COVID-19 test task

My solution

To reproduce:

  • download data from link (see Data chapter)
  • copy data from csse_covid_19_daily_reports to data dir
  • install requirements from requirements.txt (could use Pipenv with pipfile, but for this project I just decided to stick to virtualenv)
  • run data_merge.py in order to get a single file for each country with all necessary aggregated info. in addition, file with Latitude and Longitude will be generated containing info about countries coordinates. with this file we'll be able to aggregate info about situation with COVID for each country using neighbouring countries
  • go to test_task_solution.ipynb and run code cell by cell
  • all custom data flaws correction modules are developed and stored in flaws_correction python package - this is the one that should be used later on in production if needed

Task description

The Covid-19 virus was found first in 2019, then spread worldwide in 2020. Initially, most countries weren’t ready for such an epidemic, so even the data gathered contained many flaws in it.

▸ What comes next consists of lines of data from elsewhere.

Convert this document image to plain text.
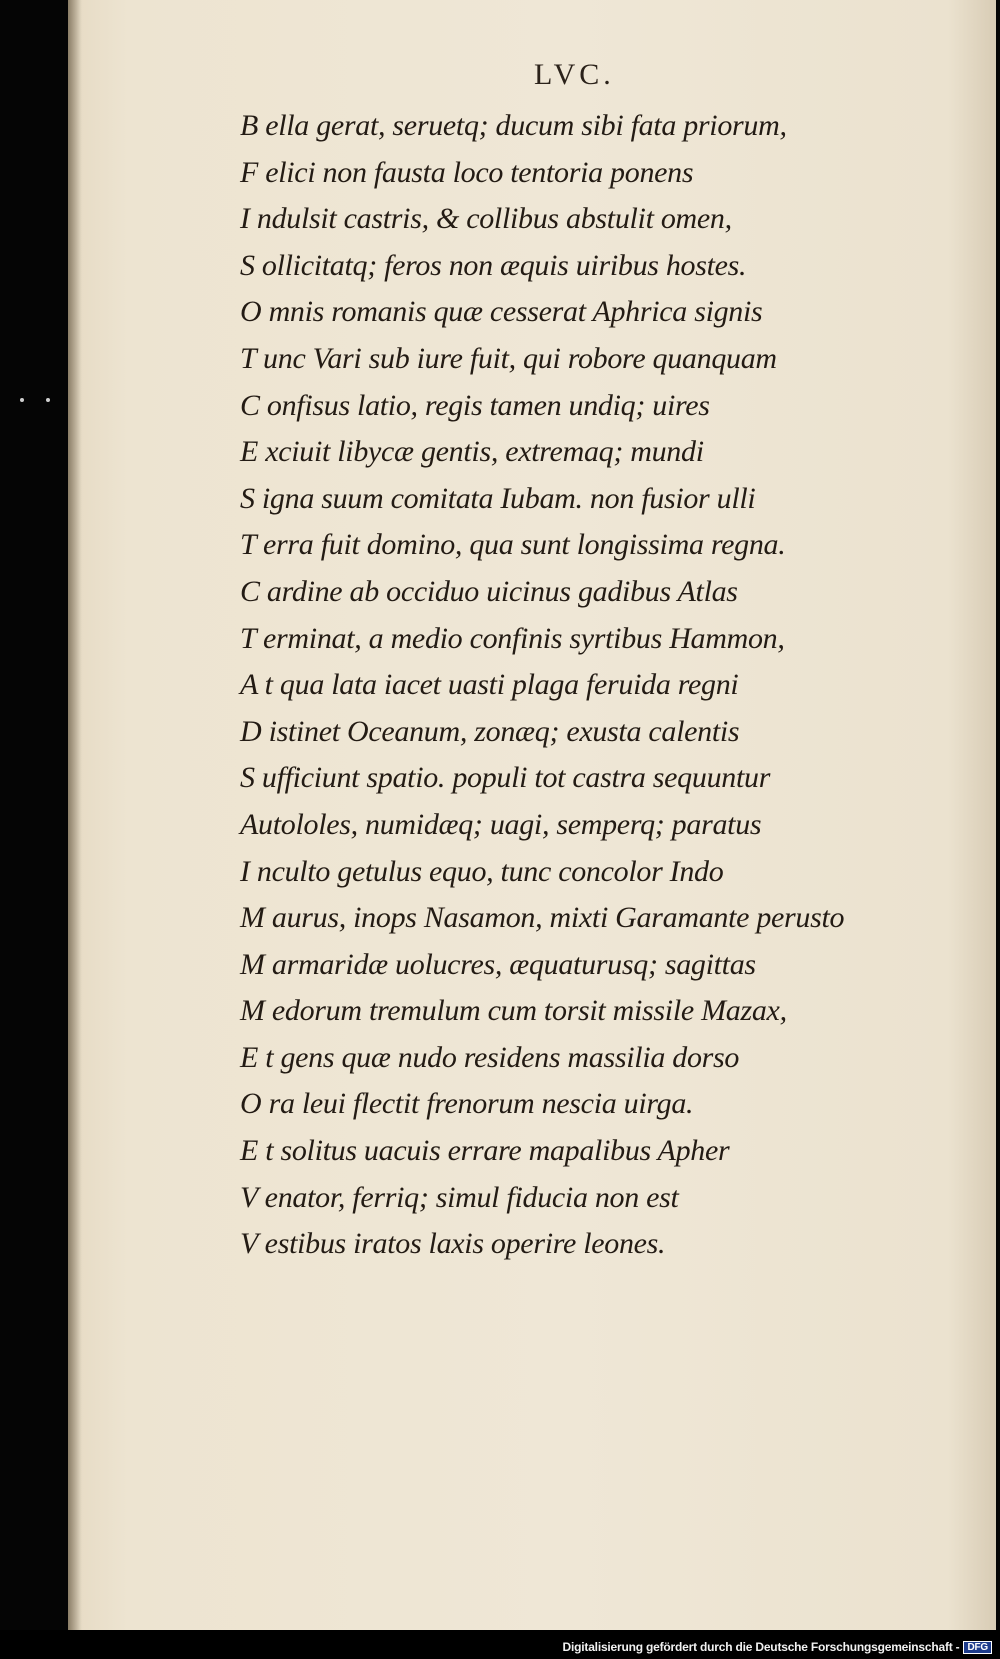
LVC.
B ella gerat, seruetq; ducum sibi fata priorum,
F elici non fausta loco tentoria ponens
I ndulsit castris, & collibus abstulit omen,
S ollicitatq; feros non æquis uiribus hostes.
O mnis romanis quæ cesserat Aphrica signis
T unc Vari sub iure fuit, qui robore quanquam
C onfisus latio, regis tamen undiq; uires
E xciuit libycæ gentis, extremaq; mundi
S igna suum comitata Iubam. non fusior ulli
T erra fuit domino, qua sunt longissima regna.
C ardine ab occiduo uicinus gadibus Atlas
T erminat, a medio confinis syrtibus Hammon,
A t qua lata iacet uasti plaga feruida regni
D istinet Oceanum, zonæq; exusta calentis
S ufficiunt spatio. populi tot castra sequuntur
Autololes, numidæq; uagi, semperq; paratus
I nculto getulus equo, tunc concolor Indo
M aurus, inops Nasamon, mixti Garamante perusto
M armaridæ uolucres, æquaturusq; sagittas
M edorum tremulum cum torsit missile Mazax,
E t gens quæ nudo residens massilia dorso
O ra leui flectit frenorum nescia uirga.
E t solitus uacuis errare mapalibus Apher
V enator, ferriq; simul fiducia non est
V estibus iratos laxis operire leones.
Digitalisierung gefördert durch die Deutsche Forschungsgemeinschaft - DFG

On the other hand, having the ability to predict the number of infected citizens on a daily basis can have a huge impact on decision-making and could save lives.

Data

Link to download.

~7Gb if cloning the whole repository.

Load the first 6 months of the data.

Tasks

  1. You’re given raw data that contains many flaws. Please find 5 different flaws in the data and fix them. Try to find the most important flaws that require to be fixed in order to enable forecasting (task 2).
  2. Please describe (no code is needed) what will be the process required for forecasting the future number of active patients per country.

Task goals

  1. Understanding the quality of your coding skills. We do not expect this code to be production-ready, but production oriented. It means we expect organized code that will require minimal refactoring to be used as part of a daily forecasting production code.
  2. Understanding the way you think, analyze, and tackle data flaws.
  3. Examine your creativity and ML knowledge.